PHA-767491 is a dual Cdc7/Cdk9 inhibitor, with IC₅₀s of 10 nM and 34 nM, respectively. IC50 & Target: IC50: 10 nM (Cdc7), 34 nM (Cdk9)^[1][4], 240 nM (Cdk2), 250 nM (Cdk1), 460 nM (Cdk5), 220 nM (GSK3-β)^[4] In Vitro: PHA-767491 inhibits proliferation in both cell lines with an IC₅₀ of 0.64 µM in HCC1954 cells and 1.3 µM in Colo-205 cells.

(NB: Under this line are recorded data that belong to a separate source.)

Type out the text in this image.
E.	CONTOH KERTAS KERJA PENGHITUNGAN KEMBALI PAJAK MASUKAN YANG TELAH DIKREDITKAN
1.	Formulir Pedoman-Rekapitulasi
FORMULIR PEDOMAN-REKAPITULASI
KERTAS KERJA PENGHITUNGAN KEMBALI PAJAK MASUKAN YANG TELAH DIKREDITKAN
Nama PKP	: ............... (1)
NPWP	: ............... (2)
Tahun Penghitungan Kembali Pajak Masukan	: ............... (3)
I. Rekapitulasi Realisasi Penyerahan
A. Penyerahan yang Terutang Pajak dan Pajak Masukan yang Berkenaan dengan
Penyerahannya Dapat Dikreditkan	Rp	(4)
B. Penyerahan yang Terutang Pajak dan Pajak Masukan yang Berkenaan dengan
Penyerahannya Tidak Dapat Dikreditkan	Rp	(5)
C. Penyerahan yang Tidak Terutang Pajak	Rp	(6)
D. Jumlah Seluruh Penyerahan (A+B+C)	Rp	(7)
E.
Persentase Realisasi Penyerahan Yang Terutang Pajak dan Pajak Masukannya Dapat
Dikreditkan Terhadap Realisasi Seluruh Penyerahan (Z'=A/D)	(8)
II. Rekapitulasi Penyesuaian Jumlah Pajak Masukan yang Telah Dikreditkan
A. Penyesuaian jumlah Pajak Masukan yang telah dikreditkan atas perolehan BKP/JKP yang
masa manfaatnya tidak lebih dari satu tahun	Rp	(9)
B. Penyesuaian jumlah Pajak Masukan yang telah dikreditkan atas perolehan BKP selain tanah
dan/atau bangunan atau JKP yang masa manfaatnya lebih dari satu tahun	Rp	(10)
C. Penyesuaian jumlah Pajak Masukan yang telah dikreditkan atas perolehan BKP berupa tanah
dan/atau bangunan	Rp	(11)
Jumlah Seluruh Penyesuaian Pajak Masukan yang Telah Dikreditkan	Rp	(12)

PHA-767491 is effective DDK inhibitors in vitro, with IC₅₀ values of 18.6 nM. PHA-767491 (2 µM) completely abolishes Mcm2 phosphorylation by 24 hours in HCC1954 cells^[1]. PHA-767491 in combination with 5-FU exhibits much stronger cytotoxicity and induces significant apoptosis manifested by remarkably increased caspase 3 activation and poly(ADP-Ribose) polymerase fragmentation in HCC cells. PHA-767491 directly counteracts the 5-FU-induced phosphorylation of Chk1 and decreases the expression of the anti-apoptotic protein myeloid leukemia cell 1ine^[2]. PHA-767491 (0-10 µM) decreases glioblastoma cell viability in a time- and dose-dependent fashion, with IC₅₀ of approximately 2.5 µM for U87-MG and U251-MG cells. PHA-767491 hydrochloride induces apoptosis in glioblastoma cells, suppresses glioblastoma cell proliferation, cell migration and cell invasion^[3]. In Vivo: PHA-767491 decreases Chk1 phosphorylation and increases in situ cell apoptosis in tumor tissues sectioned from nude mice HCC xenografts^[2].